Specifically, the staffs of the SEC and FINRA meet quarterly to discuss examination trends, expand and clarify our understanding of the anti-money laundering rules and regulations, and apprise each other of key examinations and enforcement cases. Staff consults with each other even more frequently on an informal basis.
In addition, we plan and participate in joint training exercises like this one, which is actually the third joint SEC/SRO anti-money laundering training-following successful sessions in 2002 and 2005. Most importantly, based on the number of anti-money laundering examinations that the SEC and FINRA have completed — over 2,800 in FY'07 alone — we know that anti-money laundering is a major focus area for securities examiners.
In our effort to deter and detect money laundering, the industry serves as a vital first line of defense. As you may know, industry representatives contribute to the collaborative anti-money laundering effort by participating in the work of the Bank Secrecy Act Advisory Group, where they sit side-by-side with staff from the SEC, SROs, Treasury and FinCEN. And, we're providing informational resources to help securities firms comply with the anti-money laundering laws and rules. For example, the SEC staff published the "AML Source Tool" to assist broker-dealers in anti-money laundering compliance. This compilation of key anti-money laundering laws, rules and guidance applicable to broker-dealers, including links to materials, is available to firms on the SEC's public website. And, FINRA's template on Anti-Money Laundering Policies and Procedures is an invaluable tool for smaller firms in fulfilling their anti-money laundering responsibilities and contains many resources that are useful for developing an anti-money laundering plan. In addition, FINRA's website has been significantly expanded.

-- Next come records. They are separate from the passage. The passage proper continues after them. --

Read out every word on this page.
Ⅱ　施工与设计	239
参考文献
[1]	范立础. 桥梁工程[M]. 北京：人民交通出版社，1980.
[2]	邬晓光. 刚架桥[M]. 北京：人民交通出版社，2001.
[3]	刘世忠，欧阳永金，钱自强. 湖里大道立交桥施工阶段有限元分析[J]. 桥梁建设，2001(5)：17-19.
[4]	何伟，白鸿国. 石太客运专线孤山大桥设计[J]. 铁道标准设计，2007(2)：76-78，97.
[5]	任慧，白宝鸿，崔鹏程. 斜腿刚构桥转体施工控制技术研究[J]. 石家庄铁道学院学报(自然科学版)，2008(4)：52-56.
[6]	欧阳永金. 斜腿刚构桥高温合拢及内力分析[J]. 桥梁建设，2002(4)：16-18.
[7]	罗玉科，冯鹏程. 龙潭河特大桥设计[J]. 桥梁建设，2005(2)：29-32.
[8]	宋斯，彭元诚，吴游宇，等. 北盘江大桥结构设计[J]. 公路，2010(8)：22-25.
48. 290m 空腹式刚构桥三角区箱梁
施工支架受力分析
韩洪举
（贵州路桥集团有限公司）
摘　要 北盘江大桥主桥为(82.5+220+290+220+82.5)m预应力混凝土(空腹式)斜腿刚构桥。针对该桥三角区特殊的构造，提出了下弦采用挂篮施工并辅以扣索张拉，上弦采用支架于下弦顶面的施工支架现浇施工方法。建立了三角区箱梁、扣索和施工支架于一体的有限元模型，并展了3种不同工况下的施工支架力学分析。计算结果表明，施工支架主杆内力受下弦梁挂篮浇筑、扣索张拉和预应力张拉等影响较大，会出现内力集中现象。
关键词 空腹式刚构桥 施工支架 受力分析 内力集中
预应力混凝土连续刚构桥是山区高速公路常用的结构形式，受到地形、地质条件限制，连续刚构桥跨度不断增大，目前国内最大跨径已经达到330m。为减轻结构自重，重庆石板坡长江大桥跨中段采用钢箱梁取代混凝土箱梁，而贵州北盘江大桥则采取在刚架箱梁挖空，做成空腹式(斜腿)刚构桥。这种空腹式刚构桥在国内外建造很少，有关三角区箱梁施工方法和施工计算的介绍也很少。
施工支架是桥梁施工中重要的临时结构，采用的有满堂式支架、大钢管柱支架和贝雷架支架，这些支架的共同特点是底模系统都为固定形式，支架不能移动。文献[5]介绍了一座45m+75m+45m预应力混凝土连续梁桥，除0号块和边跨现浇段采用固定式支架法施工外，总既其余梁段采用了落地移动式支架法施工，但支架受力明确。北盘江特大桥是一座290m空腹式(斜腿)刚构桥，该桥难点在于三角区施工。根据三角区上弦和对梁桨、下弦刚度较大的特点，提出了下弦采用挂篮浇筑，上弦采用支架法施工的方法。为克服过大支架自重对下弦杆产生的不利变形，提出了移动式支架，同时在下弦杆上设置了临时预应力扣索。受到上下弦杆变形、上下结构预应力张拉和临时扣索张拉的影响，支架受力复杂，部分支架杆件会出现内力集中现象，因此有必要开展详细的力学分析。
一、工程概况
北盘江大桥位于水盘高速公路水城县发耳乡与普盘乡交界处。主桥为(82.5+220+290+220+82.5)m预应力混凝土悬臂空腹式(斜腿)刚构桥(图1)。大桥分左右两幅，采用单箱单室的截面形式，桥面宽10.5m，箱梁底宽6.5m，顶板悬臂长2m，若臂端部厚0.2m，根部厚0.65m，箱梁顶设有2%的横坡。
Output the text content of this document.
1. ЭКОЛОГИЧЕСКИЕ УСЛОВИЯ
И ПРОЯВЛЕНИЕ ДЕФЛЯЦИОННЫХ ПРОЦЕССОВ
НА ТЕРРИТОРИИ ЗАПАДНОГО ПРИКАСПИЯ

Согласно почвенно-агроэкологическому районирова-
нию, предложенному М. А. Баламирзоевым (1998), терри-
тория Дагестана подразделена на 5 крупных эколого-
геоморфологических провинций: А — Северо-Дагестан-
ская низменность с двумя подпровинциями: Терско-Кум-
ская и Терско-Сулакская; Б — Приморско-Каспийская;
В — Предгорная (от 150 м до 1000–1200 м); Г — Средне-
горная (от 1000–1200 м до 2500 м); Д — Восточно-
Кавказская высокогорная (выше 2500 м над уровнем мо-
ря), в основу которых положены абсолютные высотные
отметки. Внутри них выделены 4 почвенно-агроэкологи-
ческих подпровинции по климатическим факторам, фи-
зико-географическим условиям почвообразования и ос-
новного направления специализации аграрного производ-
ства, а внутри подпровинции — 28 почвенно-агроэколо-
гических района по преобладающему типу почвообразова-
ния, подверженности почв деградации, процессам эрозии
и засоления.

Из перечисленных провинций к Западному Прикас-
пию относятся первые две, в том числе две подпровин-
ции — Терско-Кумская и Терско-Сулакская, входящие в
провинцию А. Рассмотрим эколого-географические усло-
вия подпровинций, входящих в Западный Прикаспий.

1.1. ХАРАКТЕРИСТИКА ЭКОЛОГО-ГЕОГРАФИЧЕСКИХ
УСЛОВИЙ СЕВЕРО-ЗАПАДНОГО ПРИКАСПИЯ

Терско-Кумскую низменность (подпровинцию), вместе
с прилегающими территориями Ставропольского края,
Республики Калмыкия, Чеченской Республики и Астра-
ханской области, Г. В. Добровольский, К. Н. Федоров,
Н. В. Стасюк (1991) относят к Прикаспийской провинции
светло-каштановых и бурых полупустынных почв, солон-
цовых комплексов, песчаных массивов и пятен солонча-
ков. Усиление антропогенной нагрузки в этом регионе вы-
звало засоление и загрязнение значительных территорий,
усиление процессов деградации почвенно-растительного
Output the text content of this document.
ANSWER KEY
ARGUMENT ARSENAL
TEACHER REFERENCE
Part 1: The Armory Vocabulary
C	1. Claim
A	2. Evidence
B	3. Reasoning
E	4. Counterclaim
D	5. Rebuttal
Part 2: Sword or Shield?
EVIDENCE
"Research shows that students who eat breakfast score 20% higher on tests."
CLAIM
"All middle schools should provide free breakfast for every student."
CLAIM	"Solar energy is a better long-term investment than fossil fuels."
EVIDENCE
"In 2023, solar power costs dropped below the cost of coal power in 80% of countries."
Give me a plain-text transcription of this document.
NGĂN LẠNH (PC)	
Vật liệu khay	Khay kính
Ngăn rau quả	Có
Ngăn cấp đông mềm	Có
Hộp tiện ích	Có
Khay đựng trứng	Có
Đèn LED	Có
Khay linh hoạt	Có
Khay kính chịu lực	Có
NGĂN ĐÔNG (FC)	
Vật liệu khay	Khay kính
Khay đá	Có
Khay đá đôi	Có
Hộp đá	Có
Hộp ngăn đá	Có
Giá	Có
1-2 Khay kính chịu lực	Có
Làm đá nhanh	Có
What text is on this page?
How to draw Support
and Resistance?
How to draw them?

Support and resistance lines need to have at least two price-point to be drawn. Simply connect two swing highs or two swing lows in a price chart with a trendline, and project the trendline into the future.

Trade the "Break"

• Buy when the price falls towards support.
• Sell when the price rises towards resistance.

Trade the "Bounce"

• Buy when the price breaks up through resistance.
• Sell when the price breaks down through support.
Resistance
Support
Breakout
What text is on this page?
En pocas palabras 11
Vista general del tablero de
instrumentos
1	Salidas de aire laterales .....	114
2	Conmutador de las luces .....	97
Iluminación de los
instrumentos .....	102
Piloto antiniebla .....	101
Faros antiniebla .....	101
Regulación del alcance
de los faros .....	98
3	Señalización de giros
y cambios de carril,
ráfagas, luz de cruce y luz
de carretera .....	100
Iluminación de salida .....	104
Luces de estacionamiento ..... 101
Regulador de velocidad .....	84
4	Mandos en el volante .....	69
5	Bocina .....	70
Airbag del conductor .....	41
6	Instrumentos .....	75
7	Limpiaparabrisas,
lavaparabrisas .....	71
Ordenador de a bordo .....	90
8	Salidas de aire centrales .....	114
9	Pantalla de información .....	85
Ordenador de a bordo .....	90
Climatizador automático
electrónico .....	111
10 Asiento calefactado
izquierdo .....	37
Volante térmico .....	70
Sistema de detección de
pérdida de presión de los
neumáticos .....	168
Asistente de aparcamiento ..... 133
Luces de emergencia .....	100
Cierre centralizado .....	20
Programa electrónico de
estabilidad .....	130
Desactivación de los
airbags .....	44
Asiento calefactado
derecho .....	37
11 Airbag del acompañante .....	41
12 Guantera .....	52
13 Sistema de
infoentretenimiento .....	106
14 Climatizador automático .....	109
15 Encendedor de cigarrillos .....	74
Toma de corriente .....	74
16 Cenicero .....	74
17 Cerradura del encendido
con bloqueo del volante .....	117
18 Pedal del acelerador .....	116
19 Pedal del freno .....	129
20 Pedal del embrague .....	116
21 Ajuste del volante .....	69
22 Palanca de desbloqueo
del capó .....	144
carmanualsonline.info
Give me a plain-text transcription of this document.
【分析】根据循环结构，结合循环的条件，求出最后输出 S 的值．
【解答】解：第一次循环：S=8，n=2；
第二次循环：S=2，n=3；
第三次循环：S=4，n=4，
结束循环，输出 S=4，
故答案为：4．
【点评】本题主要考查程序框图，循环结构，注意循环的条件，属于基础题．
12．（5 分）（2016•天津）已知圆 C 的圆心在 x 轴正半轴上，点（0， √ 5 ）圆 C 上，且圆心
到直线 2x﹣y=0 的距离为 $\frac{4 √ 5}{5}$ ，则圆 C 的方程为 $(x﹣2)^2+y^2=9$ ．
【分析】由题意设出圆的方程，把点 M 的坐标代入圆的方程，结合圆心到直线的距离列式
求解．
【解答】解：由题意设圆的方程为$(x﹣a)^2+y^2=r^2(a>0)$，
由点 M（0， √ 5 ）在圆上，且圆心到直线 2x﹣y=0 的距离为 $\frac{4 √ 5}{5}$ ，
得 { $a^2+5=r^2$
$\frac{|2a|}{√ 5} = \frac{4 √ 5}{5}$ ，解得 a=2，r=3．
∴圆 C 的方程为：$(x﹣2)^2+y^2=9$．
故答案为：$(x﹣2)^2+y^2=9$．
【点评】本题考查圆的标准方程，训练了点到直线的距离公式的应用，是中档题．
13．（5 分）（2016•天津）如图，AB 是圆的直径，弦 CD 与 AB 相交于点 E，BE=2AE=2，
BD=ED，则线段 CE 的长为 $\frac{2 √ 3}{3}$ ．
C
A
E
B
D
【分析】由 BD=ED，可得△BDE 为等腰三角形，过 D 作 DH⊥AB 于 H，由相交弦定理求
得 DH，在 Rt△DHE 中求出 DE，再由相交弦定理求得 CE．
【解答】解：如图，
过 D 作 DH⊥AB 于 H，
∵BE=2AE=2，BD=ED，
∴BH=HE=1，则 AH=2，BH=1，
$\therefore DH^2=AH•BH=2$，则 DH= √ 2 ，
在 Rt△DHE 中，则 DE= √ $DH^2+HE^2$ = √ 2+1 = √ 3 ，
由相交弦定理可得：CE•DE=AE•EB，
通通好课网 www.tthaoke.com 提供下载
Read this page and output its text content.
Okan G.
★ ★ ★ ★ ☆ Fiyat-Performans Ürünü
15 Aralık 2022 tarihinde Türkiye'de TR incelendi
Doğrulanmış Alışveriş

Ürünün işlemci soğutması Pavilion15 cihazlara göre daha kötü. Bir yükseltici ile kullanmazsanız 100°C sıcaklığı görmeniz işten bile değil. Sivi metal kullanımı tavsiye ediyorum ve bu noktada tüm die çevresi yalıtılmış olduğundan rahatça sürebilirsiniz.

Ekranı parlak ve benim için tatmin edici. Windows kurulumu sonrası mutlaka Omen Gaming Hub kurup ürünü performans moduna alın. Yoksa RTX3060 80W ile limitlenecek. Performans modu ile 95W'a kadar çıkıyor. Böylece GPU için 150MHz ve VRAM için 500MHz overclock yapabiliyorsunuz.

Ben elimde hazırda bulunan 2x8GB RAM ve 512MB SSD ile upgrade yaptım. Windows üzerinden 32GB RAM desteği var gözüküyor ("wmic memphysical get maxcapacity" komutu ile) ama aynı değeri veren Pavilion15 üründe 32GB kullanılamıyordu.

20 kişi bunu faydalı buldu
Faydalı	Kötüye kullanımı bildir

Most importantly, based on information from all of the examinations you have completed, we know that firms are taking anti-money laundering seriously and that they are engaged. The industry is asking thoughtful, intelligent questions that demonstrate that they are focused on important issues and want to do the right thing. They are filing more Suspicious Activity Reports, and more importantly, higher quality Suspicious Activity Reports to help us unravel entire criminal enterprises. We need to continue to support them in asking questions and talking with us about these issues-our job isn't just to "catch firms" when they do the wrong thing — although that is our job too — it is also to try and help them do the right thing. The dialogue between securities firms and regulators is helping us all identify strong compliance practices, trends, vulnerabilities and deficiencies in this protean area of compliance.
Finally, let me thank you for being here this week. Your work as examiners is paramount to detecting and deterring money laundering. The exams that you do in this area help to identify prohibited activity and improve firms' compliance programs.
Financial crime is insidious, and there are finite compliance resources to devote to the problem. To be effective and efficient, these limited resources should be focused on the greatest risks. Examiners and law enforcement personnel and their allies are looking for the financial equivalent of a 200 horsepower engine they can knock out, and just ruin the day of a criminal enterprise trying to use the U.S. financial system to launder ill-gotten gains.
As you can see, all of us-in this room and beyond-are working shoulder to shoulder to bring the best tools to bear on the most difficult problems. We can accomplish so much more together than we can on our own, and it is important that we all continue to work together to make anti-money laundering compliance efforts as effective as possible. I hope what you learn this week will be used to good advantage — happy hunting.